The ladies of Mad Men strike me as chums of Parker's protagonists.
Sure, polarizing figures evoke disdain. Whether third-world dictators, Hollywood socialites, or Dallas Cowboy wide receivers, when they stir the pot, America listens. The "Behind the True Hollywood Story" what-have-you covers their lives following their time in the limelight.
But what happens to the blips? The blahs. The nothings. The never-stood-a-chances. We all run across people who seem nice on the surface, very pleasant, kind, but slightly boring. Well, if telling the whole truth, they’re really boring. Other than pleasantries and generic common interests, no depth exists. I mean, how many times can you talk about the weather, inoffensive politics, mundane sports, etc.? Who really gives a fuck about what’s the proper stud needed in a standard household wall? These innocuous conversations don’t harm anyone on the surface, but really bore me to hell.
But we engage in them; pleasantries – despite root canal similarities – persist. No one gets harmed, and we go about our days. Then we, eventually (and sometimes thankfully), fall out of touch. Maybe a casual run-in at a convenient store or shopping mall transpires, but no scheduled meeting occurs. All parties benefit from the conversational exile – both the boring and the bored. But what lies in store for our forgotten almost-friends?
In my mind, that’s what the short story "The Standard of Living" by Dorothy Parker addresses. Simply, the narrative finds out what happens to the forgotten near-chums. It follows two bland if not slightly attractive (or slutty) friends who work as stenographers in post-World War II Manhattan. I picture the assistants that come on to the advertising executives in Mad Men, but with no emotional depth (meaning, these women don’t hold higher aspirations than serving as floozies).
Lacking an action-packed narrative arc, "The Standard of Living" deals with gluttonous, near-Gatsby gals and a Saturday-afternoon pallor game they play. The question: What would you buy if you had a million dollars? These ladies aren’t buying lots of macaroni and cheese, either (sorry Bare Naked Ladies). No, these dames – a term used in its most accurate way possible – possess a taste for the finer things: mink stoles, elegant pearl necklaces, perfume from Chesarie cats, you get the idea.
And the best part is the catch: you can’t do anything nice for others.

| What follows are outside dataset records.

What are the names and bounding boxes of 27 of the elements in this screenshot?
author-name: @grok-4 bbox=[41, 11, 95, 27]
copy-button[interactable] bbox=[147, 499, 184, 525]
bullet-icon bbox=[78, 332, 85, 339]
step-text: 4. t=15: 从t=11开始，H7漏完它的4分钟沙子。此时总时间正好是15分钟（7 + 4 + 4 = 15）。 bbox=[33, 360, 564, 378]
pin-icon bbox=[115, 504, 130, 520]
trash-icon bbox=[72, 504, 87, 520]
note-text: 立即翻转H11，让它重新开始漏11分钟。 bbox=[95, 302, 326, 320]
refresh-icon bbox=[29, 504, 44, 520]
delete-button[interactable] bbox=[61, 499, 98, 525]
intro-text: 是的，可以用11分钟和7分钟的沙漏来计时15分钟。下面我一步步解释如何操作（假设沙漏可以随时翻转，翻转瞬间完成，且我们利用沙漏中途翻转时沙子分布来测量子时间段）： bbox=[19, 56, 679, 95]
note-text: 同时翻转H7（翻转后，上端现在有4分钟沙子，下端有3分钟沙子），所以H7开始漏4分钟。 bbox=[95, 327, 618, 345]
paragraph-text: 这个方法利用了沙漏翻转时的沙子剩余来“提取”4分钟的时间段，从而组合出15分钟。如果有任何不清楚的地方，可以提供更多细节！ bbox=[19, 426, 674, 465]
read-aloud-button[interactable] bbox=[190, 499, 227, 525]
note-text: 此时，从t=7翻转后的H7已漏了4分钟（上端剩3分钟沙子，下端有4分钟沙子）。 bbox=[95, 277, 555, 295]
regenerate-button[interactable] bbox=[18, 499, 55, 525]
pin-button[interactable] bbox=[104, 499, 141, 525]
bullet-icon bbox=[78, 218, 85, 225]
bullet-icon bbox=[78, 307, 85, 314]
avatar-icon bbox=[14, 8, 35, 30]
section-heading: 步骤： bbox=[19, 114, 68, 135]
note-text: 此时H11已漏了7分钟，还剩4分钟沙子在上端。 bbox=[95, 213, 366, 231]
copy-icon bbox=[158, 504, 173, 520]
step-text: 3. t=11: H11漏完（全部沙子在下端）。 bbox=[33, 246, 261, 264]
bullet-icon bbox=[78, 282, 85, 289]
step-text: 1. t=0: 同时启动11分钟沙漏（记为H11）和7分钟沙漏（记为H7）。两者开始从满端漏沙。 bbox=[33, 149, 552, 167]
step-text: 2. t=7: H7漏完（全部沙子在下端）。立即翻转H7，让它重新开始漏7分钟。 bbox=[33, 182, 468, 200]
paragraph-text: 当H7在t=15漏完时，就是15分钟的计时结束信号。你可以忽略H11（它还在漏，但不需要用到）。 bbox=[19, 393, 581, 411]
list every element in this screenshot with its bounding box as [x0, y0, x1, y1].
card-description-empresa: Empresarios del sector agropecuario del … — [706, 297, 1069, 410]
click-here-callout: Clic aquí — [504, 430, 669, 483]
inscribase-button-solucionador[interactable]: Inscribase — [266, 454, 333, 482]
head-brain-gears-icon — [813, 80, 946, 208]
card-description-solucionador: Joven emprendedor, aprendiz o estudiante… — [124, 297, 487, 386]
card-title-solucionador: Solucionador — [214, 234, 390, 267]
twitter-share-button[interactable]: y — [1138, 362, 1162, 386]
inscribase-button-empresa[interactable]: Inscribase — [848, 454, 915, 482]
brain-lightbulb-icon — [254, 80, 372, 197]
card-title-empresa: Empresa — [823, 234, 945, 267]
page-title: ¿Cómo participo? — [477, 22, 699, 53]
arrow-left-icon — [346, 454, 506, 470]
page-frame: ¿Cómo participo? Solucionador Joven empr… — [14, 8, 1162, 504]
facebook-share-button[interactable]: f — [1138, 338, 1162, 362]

As soon as you try to donate the money to an AIDS clinic or rescue adopted kittens or make sure the nuns in the Blues Brothers can run a school, it all disappears. The game’s purpose: act as entirely selfish as you possibly can.
Parker doesn’t fuck around with depth to these characters because there isn’t any. They want the best of the best and are chastised for acting altruistic in any way. The stories real purpose is about facing your fantasies and the world being harder (and more expensive) than you’d imagine, but I don’t care about that. Maybe I’m a lot like the Parker’s plump protagonists. I want what I can’t own, and I want to fantasize about it.
I mean, a million dollars is lot of money. It’s not what it used to be – a fact Parker alludes too – but if Regis Philbin digs it, I can too. I’d love a beach house, but that’s too ordinary – common as the ladies would say. Besides, an average beach house, even in today’s shitty economy, costs a few million. Once again, like the ladies in the story I won’t allow reality to sway my spending. Guitars cost some big bucks, but not to an excessive point. Easily, I can buy four brand new or vintage guitars (I’ll spare the axe-swooning details), and still comfortably count $950,000 in my pocket – a pretty liberal estimate. Sounds good for purchase number one.
How about a buffalo chicken factory? I love buffalo chicken, why not own a place that can serve me buffalo chicken all day, every day. Sounds good to me. I wouldn’t really want to get involved in all the murdering details, but as long as there’s some freshly-slaughtered yet delicious buffalo chicken, I’ll survive. That leaves me with like $100,000, give or take (Let’s all assume buffalo chicken factories cost $800,000).
Slowly these evolved into a genii’s three wishes, but so be it. I got a hundred grand to work with, and I’m going to make it count. I mean, season tickets to the Phillies or Eagles would be sweet. So would a private miniature golf club in my backyard. But, I really love my family. So I think a group trip to Ireland would make us all happy. There we could…
Wait, I didn’t mean it like that. They’d all be there supporting me. Any fun they partake in is purely supplemental. It’s still totally selfish. Oh come on. How could I go there by myself? You mean I LOSE IT ALL!
Maybe, I should have stuck to mink stoles like the Manhattan ladies.